La ricerca siamo noi… pazienti sempre più esperti

«Nel 2022 vivevo un periodo di grande entusiasmo», racconta Eliana: «studiavo per conseguire la mia seconda laurea in Biologia cellulare molecolare, facevo sport… ma, all’improvviso, ho ricevuto la diagnosi di tumore ovarico, una notizia che mi ha sconvolta! Sapevo che in Italia ogni anno si ammalano circa 5mila donne e si registrano 3.600 decessi. Ho capito subito la gravità della situazione e mi sono ritrovata a prendere decisioni di fondamentale importanza in tempi molto brevi. Sono una persona parecchio esigente e per decidere da chi farmi seguire, ho prima chiesto diversi pareri medici e l’ho fatto in modo consapevole Quando ho incontrato la professoressa Parma, ginecologa dell’Istituto Europeo di Oncologia (IEO), si è stabilito subito un rapporto di fiducia e stima, anzitutto perché è una professionista molto preparata, ma anche perché è molto sensibile ed empatica: erano queste le caratteristiche fondamentali che cercavo in un medico che avrebbe dovuto seguirmi.

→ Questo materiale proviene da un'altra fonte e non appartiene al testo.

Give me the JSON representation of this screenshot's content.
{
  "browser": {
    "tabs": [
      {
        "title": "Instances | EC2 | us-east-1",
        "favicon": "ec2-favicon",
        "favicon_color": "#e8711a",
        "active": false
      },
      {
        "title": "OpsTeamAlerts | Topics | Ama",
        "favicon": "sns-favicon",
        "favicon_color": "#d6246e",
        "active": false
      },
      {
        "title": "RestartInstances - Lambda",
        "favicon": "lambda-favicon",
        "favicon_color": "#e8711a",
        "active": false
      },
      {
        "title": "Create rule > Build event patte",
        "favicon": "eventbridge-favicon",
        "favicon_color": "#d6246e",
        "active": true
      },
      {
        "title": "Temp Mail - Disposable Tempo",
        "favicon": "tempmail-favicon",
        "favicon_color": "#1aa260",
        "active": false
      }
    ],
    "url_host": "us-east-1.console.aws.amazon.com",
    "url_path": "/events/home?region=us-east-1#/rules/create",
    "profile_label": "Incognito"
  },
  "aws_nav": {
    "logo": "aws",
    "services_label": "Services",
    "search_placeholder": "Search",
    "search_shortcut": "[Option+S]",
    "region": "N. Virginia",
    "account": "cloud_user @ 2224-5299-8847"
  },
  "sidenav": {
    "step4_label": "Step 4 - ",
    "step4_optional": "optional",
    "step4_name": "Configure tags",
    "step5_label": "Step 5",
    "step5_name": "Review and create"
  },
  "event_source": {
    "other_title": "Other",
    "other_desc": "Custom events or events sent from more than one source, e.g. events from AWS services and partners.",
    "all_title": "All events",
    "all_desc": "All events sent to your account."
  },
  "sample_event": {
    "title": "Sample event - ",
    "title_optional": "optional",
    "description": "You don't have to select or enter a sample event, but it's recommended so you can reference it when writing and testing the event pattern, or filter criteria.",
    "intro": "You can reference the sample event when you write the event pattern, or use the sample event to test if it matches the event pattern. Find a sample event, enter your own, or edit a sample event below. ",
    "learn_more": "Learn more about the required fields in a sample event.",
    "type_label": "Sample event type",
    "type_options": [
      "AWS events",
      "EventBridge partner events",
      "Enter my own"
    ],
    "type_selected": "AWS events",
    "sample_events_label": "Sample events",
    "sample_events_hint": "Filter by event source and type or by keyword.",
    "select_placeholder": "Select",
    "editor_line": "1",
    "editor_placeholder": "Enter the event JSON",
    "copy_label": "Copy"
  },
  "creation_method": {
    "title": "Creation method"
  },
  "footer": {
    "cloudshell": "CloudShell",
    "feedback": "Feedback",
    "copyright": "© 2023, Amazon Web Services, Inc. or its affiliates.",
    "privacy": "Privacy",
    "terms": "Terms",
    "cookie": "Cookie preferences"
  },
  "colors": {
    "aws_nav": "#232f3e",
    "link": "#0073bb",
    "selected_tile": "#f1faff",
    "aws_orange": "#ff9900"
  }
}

Devo riconoscere che allo Ieo mi sono trovata bene con tutto il personale sanitario: hanno sempre dimostrato competenza e grande umanità».

A raccontare la sua storia di malattia è “il paziente esperto” Eliana Merlino, presente all’evento “La Ricerca siamo noi (Tutti insieme, dalla scienza alla cura)”, tenutosi i giorni scorsi all’Istituto IEO, promosso dall’Accademia del Paziente Esperto EUPATI APS (AdPEE) e da un network di 47 Associazioni Pazienti, Accademie e Centri di ricerca.
Tema dell’incontro: l’attività dell’Accademia EUPATI che, con i suoi corsi specializzati, forma e informa il paziente, dialogando con lui e rendendolo consapevole di tutto il percorso che dovrà affrontare durante la malattia, la terapia, l’eventuale degenza.
Accolta con grande interesse dai presenti, la testimonianza di Eliana è stata preceduta dalle dichiarazioni del Direttore Scientifico IEO Roberto Orecchia, di Giulia Peruzzotti Head of Data Management & Clinical Trial Office IEO e di Dominique Van Doorne, Responsabile Scientifico Italia EUPATI.
A seguire, i contributi dei relatori: Loredana Bergamini responsabile del Comitato Etico Lombardia 2, Chiara Marzorati Psicologa psicoterapeuta IEO, Alessandra Milani Direttore didattico IEO, corso di laurea in Infermieristica all’Università degli Studi di Milano, Gabriella Maria Parma Deputy Director Ginecologia IEO, Laura Patrucco, Presidente ASSD Patient Affairs & Advocacy Lead Prineos, Ines Tedeschi Study Coordinator Senior Reporting and Patient Partnership CTO IEO), che hanno fornito una visione molto precisa del loro operato e dei risultati fin qui raggiunti dal Progetto EUPATI e più in generale sulla gestione degli studi clinici allo IEO.
L’evento è stato promosso in collaborazione con: GSK, Novartis, Lilly, Fondazione MSD.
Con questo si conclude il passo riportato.